Ci risiamo. Ennesima domanda per pretendere il riconoscimento di un diritto di mia figlia Diletta, milionesimo foglio compilato dal compimento dei suoi 18 anni di età. Questa volta tocca al bando dell’Inps Home care premium 2017, i contributi per l’assistenza domiciliare a persone con disabilità riservati a lavoratori e pensionati pubblici.

Realizzo che avere un dialogo con l’Inps somiglia ad un colloquio con gli abitanti della Luna. Il contact center, unica voce amica, in realtà legge gli stessi dati che da soli si possono visionare sul sito accedendo con il proprio pin. Eh sì, perché senza accedere con il pin la domanda per l’home care premium non si può fare, quindi il povero cittadino è destinato a perdere ore e serenità nella folle ricerca della registrazione per il rilascio del pin. E non voglio annoiare ricordando che si può fare tutto con lo Spid, negato ai disabili che non firmano e senza che nessuno sia ancora intervenuto.

Negli ultimi mesi in veste di care giver di mia figlia ho fatto gli straordinari, fino a crollare con un infarto a ridosso delle festività pasquali. Care giver sì, ma ancora umana! Nessuno può riuscire a stare per 18 anni in posizione di attenti per 24 ore al giorno per 365 giorni l’anno. Tantissime belle parole di circostanza ma i fatti portano tutti il segno meno.

Dopo la maggiore età le terapie richiedono documentazioni trimestrali. Si dà per scontato che il disabile, divenuto maggiorenne tutelato o amministrato, e affetto da una paralisi cerebrale infantile, possa guarire ogni trimestre e quindi… altre carte. Ma ci lamentiamo, abbiamo ancora un pulmino per andare a scuola. Seppure sia leggermente discriminante un mezzo adibito al trasporto disabili come fossero cavalli, meglio essere ottimisti. Peccato che se esiste un motivo qualsiasi per cui a scuola si entri dopo l’orario previsto o si esca prima, il servizio non ci sia perché l’assicurazione non lo copre. Ho provato a leggere la polizza ma non sono riuscita ad accedere. La realtà è che se ieri dovevo fare il birillo presso la sede Inps, oggi non posso lavorare perché devo fungere da pulmino. Nel frattempo organizzo controlli e visite mediche, Glh e svaghi, ricette e impegnative. Tendo un occhio alla programmazione estiva mentre tutti mi dicono che devo assolutamente riposare. Chissà se dirlo li fa sentire più buoni e sereni?

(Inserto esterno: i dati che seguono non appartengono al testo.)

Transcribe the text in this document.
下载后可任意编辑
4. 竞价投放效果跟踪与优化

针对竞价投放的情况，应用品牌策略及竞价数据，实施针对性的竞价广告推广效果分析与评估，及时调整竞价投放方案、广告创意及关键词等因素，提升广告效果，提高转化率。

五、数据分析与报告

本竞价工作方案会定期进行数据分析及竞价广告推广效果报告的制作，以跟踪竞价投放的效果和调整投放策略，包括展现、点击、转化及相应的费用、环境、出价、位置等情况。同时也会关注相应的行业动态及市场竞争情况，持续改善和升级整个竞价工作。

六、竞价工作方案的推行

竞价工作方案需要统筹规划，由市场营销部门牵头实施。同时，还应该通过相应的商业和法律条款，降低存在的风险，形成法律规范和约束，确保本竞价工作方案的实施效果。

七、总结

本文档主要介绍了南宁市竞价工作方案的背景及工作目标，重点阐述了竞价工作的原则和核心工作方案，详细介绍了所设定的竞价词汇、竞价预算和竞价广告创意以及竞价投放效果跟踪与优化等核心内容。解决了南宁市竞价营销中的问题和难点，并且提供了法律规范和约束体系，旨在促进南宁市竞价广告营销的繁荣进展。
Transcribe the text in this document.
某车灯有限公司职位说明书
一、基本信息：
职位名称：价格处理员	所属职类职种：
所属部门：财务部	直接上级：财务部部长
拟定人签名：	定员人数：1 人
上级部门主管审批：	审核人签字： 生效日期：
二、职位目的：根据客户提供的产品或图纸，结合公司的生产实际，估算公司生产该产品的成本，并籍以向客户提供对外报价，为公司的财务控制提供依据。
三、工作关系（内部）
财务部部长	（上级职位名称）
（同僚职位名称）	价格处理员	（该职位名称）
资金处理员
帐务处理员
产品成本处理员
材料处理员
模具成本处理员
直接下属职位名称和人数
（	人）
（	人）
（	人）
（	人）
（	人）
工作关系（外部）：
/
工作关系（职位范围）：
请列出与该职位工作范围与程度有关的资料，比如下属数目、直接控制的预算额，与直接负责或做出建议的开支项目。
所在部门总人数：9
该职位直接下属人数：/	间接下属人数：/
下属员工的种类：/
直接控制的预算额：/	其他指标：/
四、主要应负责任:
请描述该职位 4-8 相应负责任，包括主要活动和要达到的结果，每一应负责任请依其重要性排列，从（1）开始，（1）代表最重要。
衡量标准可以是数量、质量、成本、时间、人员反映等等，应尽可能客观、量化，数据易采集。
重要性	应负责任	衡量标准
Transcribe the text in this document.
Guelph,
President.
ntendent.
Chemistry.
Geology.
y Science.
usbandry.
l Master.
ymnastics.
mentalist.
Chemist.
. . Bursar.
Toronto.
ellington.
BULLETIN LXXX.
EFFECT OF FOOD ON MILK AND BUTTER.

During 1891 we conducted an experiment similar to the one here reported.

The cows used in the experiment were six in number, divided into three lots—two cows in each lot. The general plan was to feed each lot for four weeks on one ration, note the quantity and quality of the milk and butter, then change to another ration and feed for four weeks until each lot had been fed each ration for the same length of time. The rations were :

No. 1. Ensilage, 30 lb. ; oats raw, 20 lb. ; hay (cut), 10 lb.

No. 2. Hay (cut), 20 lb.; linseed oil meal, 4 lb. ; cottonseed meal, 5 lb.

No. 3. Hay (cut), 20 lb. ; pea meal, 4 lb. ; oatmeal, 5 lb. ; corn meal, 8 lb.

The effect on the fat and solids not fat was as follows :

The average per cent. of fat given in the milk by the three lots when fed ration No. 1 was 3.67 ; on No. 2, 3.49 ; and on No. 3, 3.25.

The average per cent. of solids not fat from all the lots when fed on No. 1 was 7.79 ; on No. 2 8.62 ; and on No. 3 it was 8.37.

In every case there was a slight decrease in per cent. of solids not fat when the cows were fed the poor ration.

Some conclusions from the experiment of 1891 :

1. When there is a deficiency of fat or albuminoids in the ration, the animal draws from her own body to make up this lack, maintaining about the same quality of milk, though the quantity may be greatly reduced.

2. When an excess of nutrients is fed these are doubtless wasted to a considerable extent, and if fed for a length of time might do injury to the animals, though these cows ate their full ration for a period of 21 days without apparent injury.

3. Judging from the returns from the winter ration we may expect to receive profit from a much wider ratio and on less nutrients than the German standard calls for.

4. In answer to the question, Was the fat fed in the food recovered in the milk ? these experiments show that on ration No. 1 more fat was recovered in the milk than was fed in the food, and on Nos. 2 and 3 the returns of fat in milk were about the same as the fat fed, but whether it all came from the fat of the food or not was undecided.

Ma possiamo avere l’Home Care Premium! E questa è la mezza buona notizia: l’Inps concede un contributo ai congiunti dei dipendenti pubblici. Esiste un fondo per alimentare il quale ogni pubblico dipendente paga una piccola somma mensile. In realtà a me è parso che questa cifra la paghino i contribuenti in forma indiretta ma è solo una mia personale idea. Non apprezzo molto la discriminazione di fatto tra figli o congiunti di dipendenti pubblici e figliastri di autonomi, artigiani, dipendenti privati, disoccupati eccetera. Un contributo così esclude molte famiglie ben più bisognose.

Provo ad informarmi e mi dipingono questa erogazione come una sorta di Totogol. Mi decido e invio la domanda che in prima istanza viene rigettata senza motivazioni, tramite una mail senza firma né riferimenti. Poi mi arriva una successiva indicazione che mi informa che ho diritto di chiedere il riesame. Volo verso il call center dell’Inps che non sa dirmi niente: ore di nastro di attesa, decine di mail, ma niente… poi un’attenta lettura di quanto avevo già letto da sola. Scrivo a tutti gli indirizzi comunicando che denuncerò ogni singolo responsabile che non avrà ottemperato a quanto di diritto. Ma siamo in Paese dove ormai tutti sanno che l’art. 0 della Costituzione prevede impunità totale per categorie privilegiate.

Fortunatamente il mio ottimismo permane e, come di consueto, vi darò conto di quanto accadrà in seguito. Mi chiedo solo perché l’Inps che non sa rispondere al telefono si faccia grande utilizzando un nome inglese: non sarebbe stato più opportuno un titolo banalmente italiano e magari accompagnato da un servizio reale ed efficiente? Dimenticavo: non siamo sulla Luna!